O prazer de escrever

Há algum tempo atrás eu fui convidada para conversar com um grupo de alunos do curso primário , numa escola pública de Jacareí, sobre a atividade de cronista. Surpreendi-me com o pequeno auditório repleto de crianças ativas e barulhentas, como, aliás, devem ser todas elas, aguardando-me com caderno e lápis na mão.
Podem, por favor, guardar seu material. Não estou aqui para dar-lhes aula, apenas para conversar, eu logo fui dizendo. Ah! Alegria geral!
Apresentei-me: Sou Ludmila, escrevo há algum tempo e vim falar-lhes sobre o prazer que este ofício me proporciona.
E sobre o que eu escrevo? Sobre qualquer coisa que me passe pela cabeça: sobre o dia, as pessoas que conheço ou gostaria de ter conhecido, sobre a minha cidade, sobre a vida com suas alegrias,tristezas e descobertas. Essa maneira de escrever chama-se crônica, palavra que se origina de outra, grega, e que significa tempo.
Escrever crônicas, portanto, é escrever sobre o seu tempo.

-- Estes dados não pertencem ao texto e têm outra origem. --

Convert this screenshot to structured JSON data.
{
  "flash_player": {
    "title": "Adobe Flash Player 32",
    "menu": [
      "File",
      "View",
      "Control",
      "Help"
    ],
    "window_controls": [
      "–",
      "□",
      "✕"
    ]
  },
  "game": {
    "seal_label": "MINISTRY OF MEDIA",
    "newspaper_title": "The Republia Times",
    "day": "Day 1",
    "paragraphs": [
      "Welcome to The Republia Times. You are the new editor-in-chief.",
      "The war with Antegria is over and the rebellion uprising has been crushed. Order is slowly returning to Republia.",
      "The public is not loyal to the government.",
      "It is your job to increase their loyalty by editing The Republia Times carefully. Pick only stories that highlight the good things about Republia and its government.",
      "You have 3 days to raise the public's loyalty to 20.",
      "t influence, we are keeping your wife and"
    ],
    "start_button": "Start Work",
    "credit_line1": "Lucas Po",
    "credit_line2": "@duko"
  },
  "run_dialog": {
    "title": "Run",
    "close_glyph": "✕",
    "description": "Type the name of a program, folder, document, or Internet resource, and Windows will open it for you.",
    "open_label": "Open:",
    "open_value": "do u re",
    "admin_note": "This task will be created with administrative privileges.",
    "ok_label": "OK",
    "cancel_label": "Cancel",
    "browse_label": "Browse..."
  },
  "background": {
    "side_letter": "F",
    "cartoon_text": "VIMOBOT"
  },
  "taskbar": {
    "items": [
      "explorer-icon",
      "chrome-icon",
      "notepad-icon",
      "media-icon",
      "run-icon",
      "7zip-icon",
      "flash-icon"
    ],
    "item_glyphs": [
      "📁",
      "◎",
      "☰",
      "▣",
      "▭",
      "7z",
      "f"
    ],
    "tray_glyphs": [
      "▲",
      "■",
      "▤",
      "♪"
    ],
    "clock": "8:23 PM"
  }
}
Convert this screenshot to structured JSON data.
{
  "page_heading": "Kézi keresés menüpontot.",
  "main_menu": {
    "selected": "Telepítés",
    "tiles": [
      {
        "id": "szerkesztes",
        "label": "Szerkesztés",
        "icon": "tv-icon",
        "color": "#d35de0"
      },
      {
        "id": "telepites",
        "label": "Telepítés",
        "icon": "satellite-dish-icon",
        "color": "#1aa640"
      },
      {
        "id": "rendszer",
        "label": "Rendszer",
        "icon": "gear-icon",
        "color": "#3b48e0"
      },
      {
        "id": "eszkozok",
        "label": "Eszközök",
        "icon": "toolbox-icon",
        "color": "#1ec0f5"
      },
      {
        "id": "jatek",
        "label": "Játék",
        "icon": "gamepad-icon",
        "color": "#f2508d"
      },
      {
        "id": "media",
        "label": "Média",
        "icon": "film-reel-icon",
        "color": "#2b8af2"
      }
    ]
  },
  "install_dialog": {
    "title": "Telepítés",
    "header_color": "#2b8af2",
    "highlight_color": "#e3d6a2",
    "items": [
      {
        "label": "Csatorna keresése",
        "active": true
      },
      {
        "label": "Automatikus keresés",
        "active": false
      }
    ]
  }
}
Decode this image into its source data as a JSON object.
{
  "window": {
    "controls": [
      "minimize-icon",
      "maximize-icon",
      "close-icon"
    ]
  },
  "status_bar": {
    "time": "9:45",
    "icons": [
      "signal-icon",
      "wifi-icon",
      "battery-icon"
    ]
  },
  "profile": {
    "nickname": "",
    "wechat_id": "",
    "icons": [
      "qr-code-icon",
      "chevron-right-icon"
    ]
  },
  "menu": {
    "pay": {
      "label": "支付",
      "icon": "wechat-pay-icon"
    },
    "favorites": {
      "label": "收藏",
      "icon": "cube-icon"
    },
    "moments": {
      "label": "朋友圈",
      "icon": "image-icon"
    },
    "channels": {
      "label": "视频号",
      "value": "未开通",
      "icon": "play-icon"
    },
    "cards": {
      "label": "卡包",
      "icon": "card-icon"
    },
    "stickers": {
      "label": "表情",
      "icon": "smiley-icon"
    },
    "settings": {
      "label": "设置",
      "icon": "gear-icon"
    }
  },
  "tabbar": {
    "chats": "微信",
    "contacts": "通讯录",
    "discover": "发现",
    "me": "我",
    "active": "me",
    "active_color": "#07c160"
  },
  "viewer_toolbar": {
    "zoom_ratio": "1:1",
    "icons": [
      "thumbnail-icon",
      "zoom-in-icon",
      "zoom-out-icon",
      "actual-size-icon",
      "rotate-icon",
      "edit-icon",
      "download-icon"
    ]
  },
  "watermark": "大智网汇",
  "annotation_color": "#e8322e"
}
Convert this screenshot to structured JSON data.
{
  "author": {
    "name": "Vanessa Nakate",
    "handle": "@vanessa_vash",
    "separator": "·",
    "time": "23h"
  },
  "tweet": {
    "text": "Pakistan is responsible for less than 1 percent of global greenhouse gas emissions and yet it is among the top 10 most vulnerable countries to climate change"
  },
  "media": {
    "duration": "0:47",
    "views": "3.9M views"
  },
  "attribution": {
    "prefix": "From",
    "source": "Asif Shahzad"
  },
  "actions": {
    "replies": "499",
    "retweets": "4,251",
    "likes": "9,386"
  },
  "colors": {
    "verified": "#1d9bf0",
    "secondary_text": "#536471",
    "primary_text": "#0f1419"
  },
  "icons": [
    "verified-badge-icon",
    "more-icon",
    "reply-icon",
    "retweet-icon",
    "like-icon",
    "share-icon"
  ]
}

“Ah, eu acho bonito escrever, mas é difícil!” ponderou uma garotinha.
“E eu acho muito chato fazer redação, não sei como é que tem gente que gosta,” replicou um menino de óculos sentado na última fileira.
Realmente eu também acho muito chato a gente fazer, por exemplo, descrição à vista de uma figura, mas, e se começarmos a brincar com as idéias? Inventar, criar e descrever fugindo completamente dos pensamentos sempre iguais que surgem em nossa cabeça?
“Como?” gritaram as crianças em uníssono.
Vamos fazer uma brincadeira com as idéias e as palavras. Vejam, eu trouxe para vocês esse lindo poster de uma jabuticabeira.
Em vez de escrever, vejo uma árvore e encerrar o assunto, porque à primeira vista todas parecem iguais com seus troncos, raízes e folhas, que tal irmos além? Que tal imaginarmos que aquela árvore é a nossa árvore, como se fosse um amigo, que ela respira, que gosta do lugar no qual vive, que sente dor, que gosta de tomar banho de chuva e receber os passarinhos e aos mil e um bichinhos que vivem em suas folhas.

“Sabe, tia, na árvore da casa da minha avó tem um balanço de corda e um pneu na ponta, que eu adoro!”
“Outro dia a professora levou a gente no Jardim “Botâmico” e eu vi um esquilo que morava na árvore.”
“Muitos esquilos, corrigiu o amigo, Muitos, pequenininhos que pulavam de galho em galho.”
“E lá em casa tem uma jabuticabeira, mais bonita que essa sua, e minha mãe faz geleia”.
“A minha mãe faz geléia de amora. Eu adoro!”
“E na árvore da minha rua caiu um baita raio que abriu a árvore em dois e o galho amassou o carro que estava em baixo!”
“Sabe tia, a gente sempre vai lá na roça de minha avó e tem uma árvore enoooooorme na beira de um lago, que a gente mergulha dela!”
A criançada embarcou na ideia, e os relatos foram surgindo. Assim, conversando e criando, o tempo passou e nem nos demos conta. Claro que eles quiseram saber tudo sobre mim também: onde eu nasci, quantos anos tinha, se minha casa era grande e com árvores, e até como era feito um jornal.
Uma pergunta, no entanto, deixou-me surpresa e perplexa. Um garotinho tímido, que durante todo o tempo ficou me perscrutando sem nada dizer, finalmente criou coragem e levantou o braço: “Tia, e se a árvore imaginar coisas sobre a gente, como é que eu fico sabendo”?
Crianças,crianças… Tive vontade de carregá-las todas para minha casa, só para pensar e aprender com suas perguntas, algumas, como esta, difíceis de responder!